Das sind die angaben zum Mainboard
GIGABYTE - Mainboard - Socket AM3+ - GA-970A-UD3 (rev. 1.2)

Mache ich mich nur selber verrückt oder ist da was dran?


----------



## serienonkel (24. August 2013)

Lol 1000 GB brauche ich alleine nur für Steam. Möchte nur meine Spiele und meinen Download Ordner auf der Platte haben.

Danke euch erstmal für eure Antworten.


----------



## Herbboy (24. August 2013)

Vielleicht mal vorher mal ein BIOS-Update. UEFI ist an sich nur eine Art "moderneres" BIOS. Ich wüsste daher nicht, was das mit der Kompatibilität zu tun haben soll... ^^ klar: WENN es Probleme gibt, DANN eher mit älteren Board, und UEFI ist halt noch was neuer. Vlt war nur gemeint: ein Board mit UEFI ist 100%ig neu genug?


PS: bei mir hat auch allein Steam schon 1000GB - aber ich hab ja keine Ahnung, was DU vorhast - war ja nur ein Beispiel


----------



## Peter23 (24. August 2013)

Die 2GB Grenze wird Probleme machen, wenn du die Platte als Systemplatte nutzen willst.
Als Datengrab kein Problem.


----------



## Peter23 (24. August 2013)

Wenn du sie als Systemplatte nutzen willst musst du Windows per UEFI installieren.

Sorry an die Anderen die über mir geschrieben haben aber ihr scheint  die (recht neuen) Problemen mit 3GB Platten noch nicht zu kennen.

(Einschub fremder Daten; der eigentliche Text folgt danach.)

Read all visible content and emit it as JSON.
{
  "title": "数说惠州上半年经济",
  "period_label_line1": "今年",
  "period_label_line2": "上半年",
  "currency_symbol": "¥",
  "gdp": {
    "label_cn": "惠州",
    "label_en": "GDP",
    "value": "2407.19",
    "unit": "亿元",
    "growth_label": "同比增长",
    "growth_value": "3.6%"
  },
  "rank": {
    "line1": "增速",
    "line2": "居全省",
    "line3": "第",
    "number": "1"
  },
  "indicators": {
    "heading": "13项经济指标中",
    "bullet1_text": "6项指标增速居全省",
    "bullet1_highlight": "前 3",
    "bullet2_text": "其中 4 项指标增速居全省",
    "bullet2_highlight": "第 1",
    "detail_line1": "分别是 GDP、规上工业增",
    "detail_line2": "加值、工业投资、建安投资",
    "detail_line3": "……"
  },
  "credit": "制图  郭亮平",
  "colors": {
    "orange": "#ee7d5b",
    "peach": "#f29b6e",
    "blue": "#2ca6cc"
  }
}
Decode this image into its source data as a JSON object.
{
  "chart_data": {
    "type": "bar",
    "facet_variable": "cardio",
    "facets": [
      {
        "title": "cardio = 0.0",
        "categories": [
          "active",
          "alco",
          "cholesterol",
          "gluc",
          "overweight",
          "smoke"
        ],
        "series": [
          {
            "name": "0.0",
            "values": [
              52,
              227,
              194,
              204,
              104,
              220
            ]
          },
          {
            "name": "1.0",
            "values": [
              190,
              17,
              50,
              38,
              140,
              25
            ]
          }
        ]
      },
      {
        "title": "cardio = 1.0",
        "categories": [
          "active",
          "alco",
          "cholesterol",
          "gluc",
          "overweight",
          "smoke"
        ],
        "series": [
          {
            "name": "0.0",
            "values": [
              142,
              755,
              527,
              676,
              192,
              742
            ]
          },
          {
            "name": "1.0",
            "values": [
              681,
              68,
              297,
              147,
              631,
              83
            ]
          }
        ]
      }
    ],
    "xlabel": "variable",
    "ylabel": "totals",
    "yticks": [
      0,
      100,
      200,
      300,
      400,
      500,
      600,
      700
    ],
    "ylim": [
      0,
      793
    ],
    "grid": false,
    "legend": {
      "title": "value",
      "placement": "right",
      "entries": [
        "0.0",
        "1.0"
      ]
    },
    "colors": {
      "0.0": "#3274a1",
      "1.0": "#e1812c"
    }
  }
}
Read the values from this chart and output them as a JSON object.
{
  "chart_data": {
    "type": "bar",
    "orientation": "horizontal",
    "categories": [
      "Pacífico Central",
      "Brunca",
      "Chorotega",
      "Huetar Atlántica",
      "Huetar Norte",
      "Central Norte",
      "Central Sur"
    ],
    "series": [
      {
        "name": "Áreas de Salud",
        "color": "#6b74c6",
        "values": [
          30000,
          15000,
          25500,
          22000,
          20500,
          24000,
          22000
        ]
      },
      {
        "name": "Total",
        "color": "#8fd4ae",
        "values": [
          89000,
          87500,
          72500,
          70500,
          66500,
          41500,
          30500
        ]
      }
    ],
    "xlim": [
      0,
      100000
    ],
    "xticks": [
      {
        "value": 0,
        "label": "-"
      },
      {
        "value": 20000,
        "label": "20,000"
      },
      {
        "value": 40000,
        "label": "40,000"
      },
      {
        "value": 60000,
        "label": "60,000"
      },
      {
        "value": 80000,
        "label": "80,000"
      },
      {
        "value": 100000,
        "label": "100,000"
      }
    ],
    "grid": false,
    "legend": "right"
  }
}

Ich habe mir vor zwei Wochen eine geleistet und es gibt unter Umständen Probleme.

Hier das Problem:

http://www.tomshardware.de/techsupport/id-106316/probleme-3tb-festplatte.html


----------



## Lunica (28. August 2013)

Die SATA Schnittstelle ist selbst bei SSDs egal. Es wird nur die sequenzielle Leistung (Bandbreite) erhöht die in der Praxis aber nicht relevant ist.
Bei der normalen Systembenutzung (Windows & Anwendungen) zählt nur die Zugriffszeit der Platte (HD oder SSD).

Du musst auf jeden Fall AHCI im BIOS aktivieren wodurch der Festplatte NCQ zur Verfügung steht.
NCQ bringt einen Geschwindigkeitsvorteil und wird auch von manchen SSDs verwendet.
TRIM betrifft nur SSDs, Festplatten verwenden dieses Future nicht.

 Das mit der 2TB Grenze als Systemplatte ist von Mainboard zu Mainboard unterschiedlich.
Gilt aber nur wenn du die Festplatte als Systemplatte verwendest.
Im schlimmsten Fall kannst du nur 2TB von 3TB nutzen.
Als Datenplatte gibt es keine Probleme (Ohne MBR).

*Du musst die Systemplatte im UEFI Modus laden (Bios abhängig) dann sollte Windows (64 BIT mit integriertem SP1) mit der der 3TB Systempartition klarkommen.
Wenn nicht "kann" ein Bios Update helfen.*


----------